Nanostructural characterizations of graphite waste from French gas-cooled nuclear reactors and links with 14C inventory

Abstract For several decades, graphite has been used in French gas-cooled nuclear reactors as a neutron moderator and reflector. To better understand the impact of neutron irradiation on the organization of such a material, Raman microspectrometry and transmission electron microscopy were combined following an original approach. After neutron irradiation, lamellar crystalline nuclear graphite becomes a heterogeneous carbon–carbon composite composed of degraded (structurally and nanostructurally) and quasi-preserved phases. In the most degraded areas, the graphene layers become very small, completely mutually disoriented, and curved, forming nanometer-sized holes that contribute to a nanoporous nanostructure. Thus, these structural and nanostructural evolutions are closely related. At the micrometer scale, lamellar particles become very crumpled. Ultimately, with neutron irradiation, not only is the structure affected but the nanostructure is also deeply and heterogeneously modified. This is a new, significant finding.

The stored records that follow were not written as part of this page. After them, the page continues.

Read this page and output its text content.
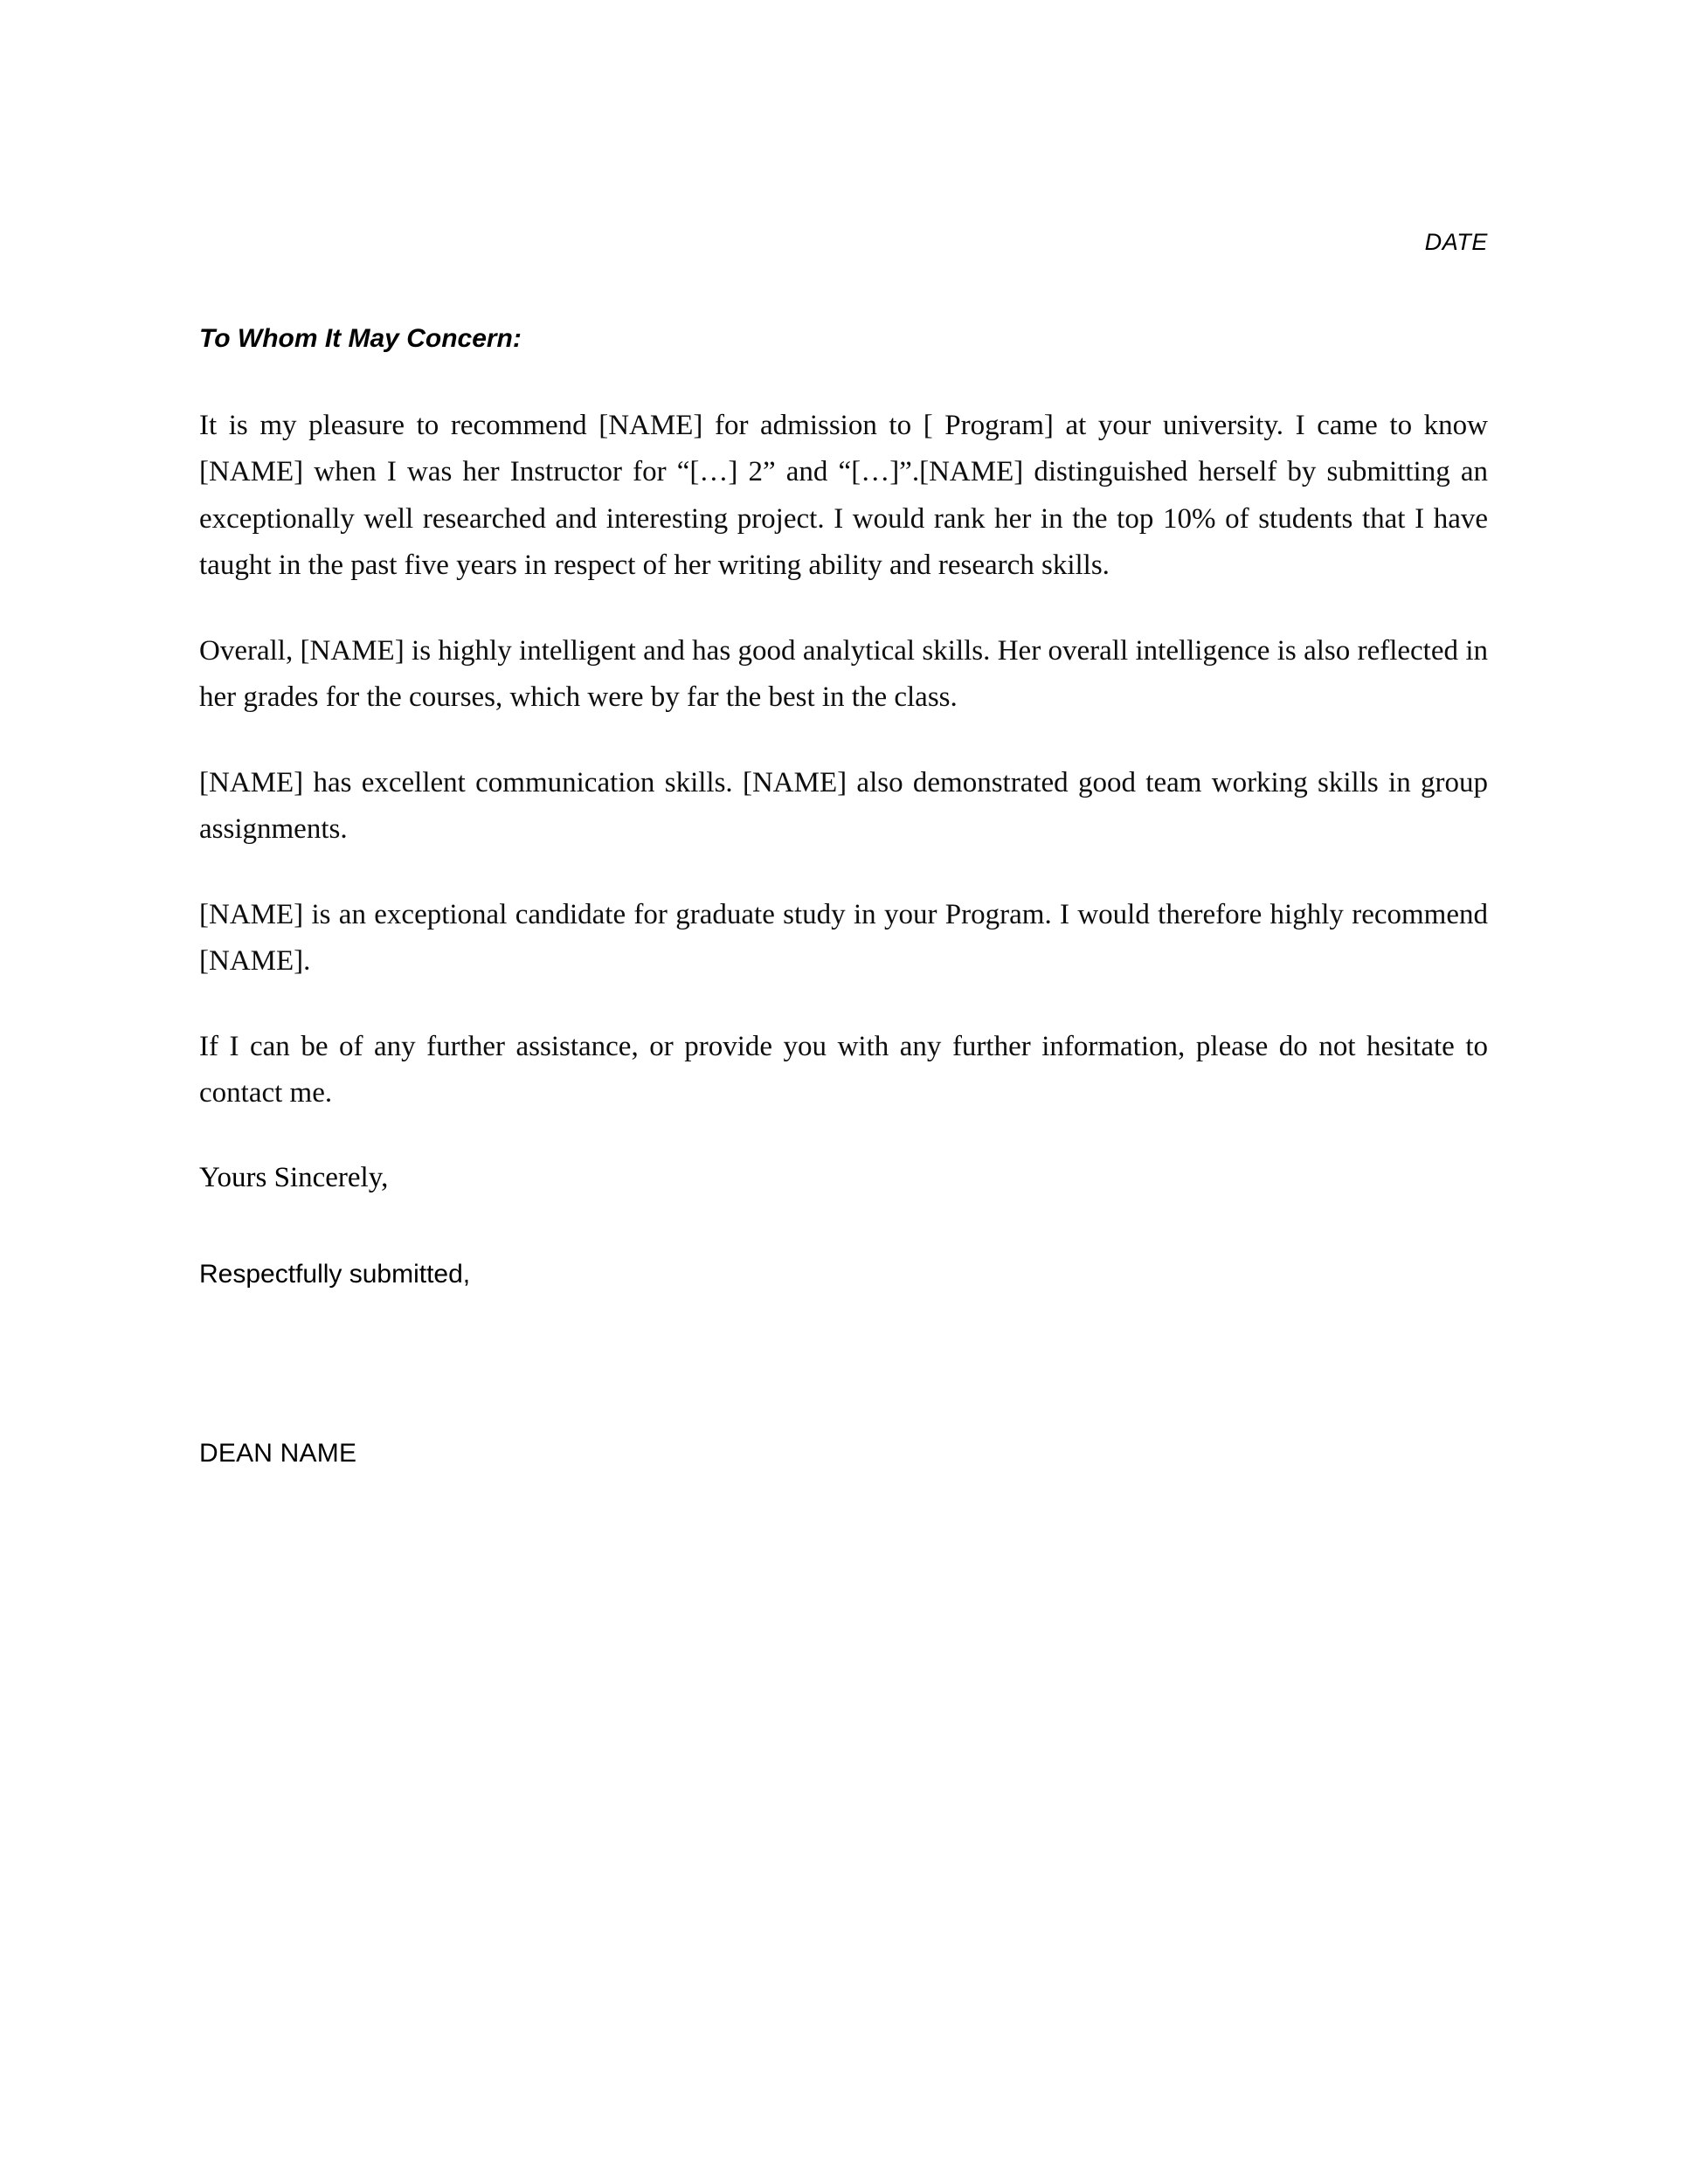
DATE
To Whom It May Concern:

It is my pleasure to recommend [NAME] for admission to [ Program] at your university. I came to know [NAME] when I was her Instructor for “[…] 2” and “[…]”.[NAME] distinguished herself by submitting an exceptionally well researched and interesting project. I would rank her in the top 10% of students that I have taught in the past five years in respect of her writing ability and research skills.

Overall, [NAME] is highly intelligent and has good analytical skills. Her overall intelligence is also reflected in her grades for the courses, which were by far the best in the class.

[NAME] has excellent communication skills. [NAME] also demonstrated good team working skills in group assignments.

[NAME] is an exceptional candidate for graduate study in your Program. I would therefore highly recommend [NAME].

If I can be of any further assistance, or provide you with any further information, please do not hesitate to contact me.

Yours Sincerely,

Respectfully submitted,

DEAN NAME
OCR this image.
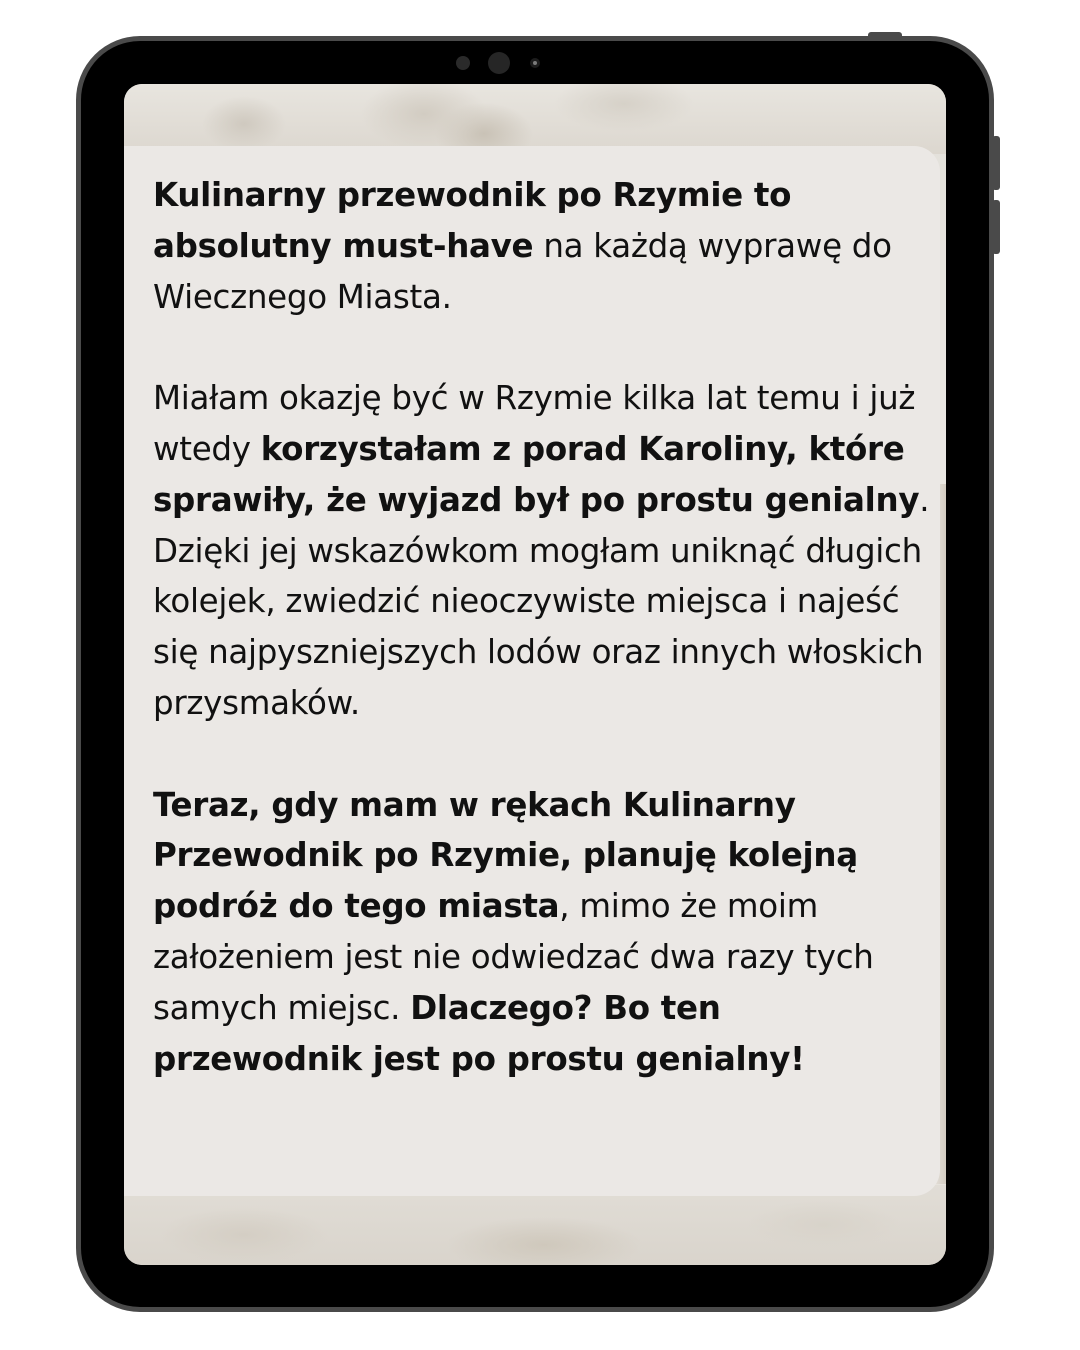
Kulinarny przewodnik po Rzymie to absolutny must-have na każdą wyprawę do Wiecznego Miasta.

Miałam okazję być w Rzymie kilka lat temu i już wtedy korzystałam z porad Karoliny, które sprawiły, że wyjazd był po prostu genialny. Dzięki jej wskazówkom mogłam uniknąć długich kolejek, zwiedzić nieoczywiste miejsca i najeść się najpyszniejszych lodów oraz innych włoskich przysmaków.

Teraz, gdy mam w rękach Kulinarny Przewodnik po Rzymie, planuję kolejną podróż do tego miasta, mimo że moim założeniem jest nie odwiedzać dwa razy tych samych miejsc. Dlaczego? Bo ten przewodnik jest po prostu genialny!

In addition, an important and original result of our work is the correlation of structural defects with the 14 C level. Moreover, the presence of nanoporous nanostructure may be related to the significant 14 C level increase from a certain neutron fluence. Thus, our study suggests that a significant part of 14 C could be localized in the nanoporous areas. From this hypothesis, various waste management solutions can be imagined.